Let's assume - just for fun - that this isn't racism and instead it really is based on the quality of the teams. Haven't all our previous lessons related to segregation shown us drawing the best possible talent from a wide array of ethnic backgrounds produces the highest quality? Does anyone think that Major League Baseball had all the best talent when it was 100 percent white? If you want to pick on the NCAA for racism - and I'm not opposed to the concept - I think a better issue to focus on is the largely black population of collegiate athletes in massive revenue generating sports like football and basketball not being paid despite being the labor for a multi-million dollar industry.

MCBias said...

I can't find the article, which makes me sound like a terrible liar, but I read on ESPN/CNNSI/etc. that Niagara was chosen just so that it wouldn't be two historically black colleges again in the play-in game. However, the article also said that looking back, it usually wasn't two historically black colleges in the play-in game, either.
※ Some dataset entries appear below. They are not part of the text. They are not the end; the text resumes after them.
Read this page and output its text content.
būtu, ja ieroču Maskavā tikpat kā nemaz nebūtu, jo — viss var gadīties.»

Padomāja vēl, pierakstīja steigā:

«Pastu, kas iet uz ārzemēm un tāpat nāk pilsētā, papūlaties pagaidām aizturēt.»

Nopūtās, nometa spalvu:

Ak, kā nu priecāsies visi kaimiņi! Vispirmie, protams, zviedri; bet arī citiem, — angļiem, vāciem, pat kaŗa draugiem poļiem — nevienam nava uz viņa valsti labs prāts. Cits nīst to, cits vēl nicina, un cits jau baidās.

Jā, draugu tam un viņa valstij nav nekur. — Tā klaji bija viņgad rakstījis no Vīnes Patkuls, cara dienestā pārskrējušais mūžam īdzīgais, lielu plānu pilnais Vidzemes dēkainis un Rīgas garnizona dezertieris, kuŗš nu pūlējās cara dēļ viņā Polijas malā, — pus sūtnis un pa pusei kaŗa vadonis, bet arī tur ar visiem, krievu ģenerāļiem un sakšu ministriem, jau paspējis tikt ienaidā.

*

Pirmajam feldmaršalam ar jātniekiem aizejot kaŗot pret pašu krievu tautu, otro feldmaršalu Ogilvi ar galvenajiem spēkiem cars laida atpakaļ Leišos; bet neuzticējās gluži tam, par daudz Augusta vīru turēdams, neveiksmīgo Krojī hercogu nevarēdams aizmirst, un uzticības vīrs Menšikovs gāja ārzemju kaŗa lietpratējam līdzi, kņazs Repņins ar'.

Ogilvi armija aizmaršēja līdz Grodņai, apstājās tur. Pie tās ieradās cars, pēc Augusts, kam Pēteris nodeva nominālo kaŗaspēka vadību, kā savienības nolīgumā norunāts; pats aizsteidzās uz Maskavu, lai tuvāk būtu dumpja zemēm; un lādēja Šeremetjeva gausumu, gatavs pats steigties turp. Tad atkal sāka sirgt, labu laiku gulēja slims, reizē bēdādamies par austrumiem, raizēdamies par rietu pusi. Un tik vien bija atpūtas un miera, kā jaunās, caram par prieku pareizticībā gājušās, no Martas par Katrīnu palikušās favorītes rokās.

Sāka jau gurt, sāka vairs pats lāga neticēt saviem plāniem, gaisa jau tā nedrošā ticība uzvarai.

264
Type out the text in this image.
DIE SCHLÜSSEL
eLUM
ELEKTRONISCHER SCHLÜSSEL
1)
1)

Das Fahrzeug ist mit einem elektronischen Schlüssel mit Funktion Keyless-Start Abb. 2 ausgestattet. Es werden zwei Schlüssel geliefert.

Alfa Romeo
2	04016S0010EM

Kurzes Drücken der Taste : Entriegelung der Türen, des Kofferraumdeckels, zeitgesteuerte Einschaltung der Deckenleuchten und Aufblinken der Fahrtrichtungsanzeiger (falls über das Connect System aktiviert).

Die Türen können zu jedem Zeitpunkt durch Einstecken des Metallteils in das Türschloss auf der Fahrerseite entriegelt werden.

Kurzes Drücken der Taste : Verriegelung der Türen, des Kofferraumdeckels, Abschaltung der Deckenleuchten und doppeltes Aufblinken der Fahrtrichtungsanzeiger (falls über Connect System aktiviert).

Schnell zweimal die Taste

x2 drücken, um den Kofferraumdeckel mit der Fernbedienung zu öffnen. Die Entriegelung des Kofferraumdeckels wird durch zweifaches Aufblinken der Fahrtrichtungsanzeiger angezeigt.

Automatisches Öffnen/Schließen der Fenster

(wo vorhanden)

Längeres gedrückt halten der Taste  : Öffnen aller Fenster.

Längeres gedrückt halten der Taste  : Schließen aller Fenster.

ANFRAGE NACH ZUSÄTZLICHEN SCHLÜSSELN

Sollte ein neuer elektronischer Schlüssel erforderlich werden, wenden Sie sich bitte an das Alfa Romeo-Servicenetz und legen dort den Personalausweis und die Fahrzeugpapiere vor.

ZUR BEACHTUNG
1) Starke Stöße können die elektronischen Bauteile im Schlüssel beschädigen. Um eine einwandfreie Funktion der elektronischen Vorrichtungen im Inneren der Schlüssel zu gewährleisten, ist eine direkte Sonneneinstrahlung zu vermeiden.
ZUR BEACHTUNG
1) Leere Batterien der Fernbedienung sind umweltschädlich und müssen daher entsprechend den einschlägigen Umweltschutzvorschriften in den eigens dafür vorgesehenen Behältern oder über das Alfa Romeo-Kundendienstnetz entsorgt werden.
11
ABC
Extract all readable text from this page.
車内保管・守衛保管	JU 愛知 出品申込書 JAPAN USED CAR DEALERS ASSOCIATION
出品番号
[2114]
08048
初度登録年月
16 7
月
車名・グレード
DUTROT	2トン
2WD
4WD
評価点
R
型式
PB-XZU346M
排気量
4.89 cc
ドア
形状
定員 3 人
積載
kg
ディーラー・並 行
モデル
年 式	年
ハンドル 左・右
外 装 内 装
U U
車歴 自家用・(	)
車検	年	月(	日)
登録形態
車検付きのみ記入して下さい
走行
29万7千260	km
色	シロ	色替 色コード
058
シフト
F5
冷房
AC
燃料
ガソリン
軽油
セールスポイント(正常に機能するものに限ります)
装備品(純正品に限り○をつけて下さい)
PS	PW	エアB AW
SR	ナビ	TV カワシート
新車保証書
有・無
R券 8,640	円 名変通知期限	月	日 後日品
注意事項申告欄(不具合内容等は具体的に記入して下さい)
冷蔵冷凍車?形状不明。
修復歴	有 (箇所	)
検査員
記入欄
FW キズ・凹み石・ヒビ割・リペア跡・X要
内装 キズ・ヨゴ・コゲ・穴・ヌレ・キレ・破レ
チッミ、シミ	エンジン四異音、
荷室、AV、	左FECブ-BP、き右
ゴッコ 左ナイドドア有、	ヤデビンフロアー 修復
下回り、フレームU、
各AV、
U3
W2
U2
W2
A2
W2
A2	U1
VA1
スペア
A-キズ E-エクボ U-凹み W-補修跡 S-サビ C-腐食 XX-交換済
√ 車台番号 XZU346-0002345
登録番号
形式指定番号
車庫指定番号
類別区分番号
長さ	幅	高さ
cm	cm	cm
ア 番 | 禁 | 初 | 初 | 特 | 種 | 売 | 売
WastingCompanyTime6 said...

you can't really argue with the SWAC and MEAC teams being seeded low, but the fact that they are in the play-in game every year is a joke. Reason #3,452 to do away with or atleast re-vamp the play-in game

jay aych said...

Please don't use the race card here. The SWAC & MEAC are historically 2 of the lowest rated leagues in the NCAA. You can throw the NEC into this mix, and guess what, the NEC representative usually gets a 16-seed as well, and I believe the NEC rep was in the play-in game last year. The MEAC & SWAC reps usually have the lowest RPIs of all the teams, and are rightfully relegated to a 16-seed or play-in game status.

The NCAA PR guy (the Princeton AD) was on Mike & Maddog and basically admitted that Niagara was in the play-in so to be politically correct. Which is lame, because shouldn't the play-in game be for the 2 lowest rated teams no matter what?

Plus, the exposure in the play-in game ain't so bad. You get a stand alone game on Tuesday night with all the national exposure on two teams that normally don't get that type of attention. While on the other hand, you could just be relegated to a 1-16 or 2-15 matchup that only select regions of the country see going against 3 other games, unless the 16-seed can make a game of it in the 2nd half forcing CBS to switch the game to more regions.

Krista said...

Props to you for raising this issue....not sure I've ever seen it elevated in print before...stay on it girl!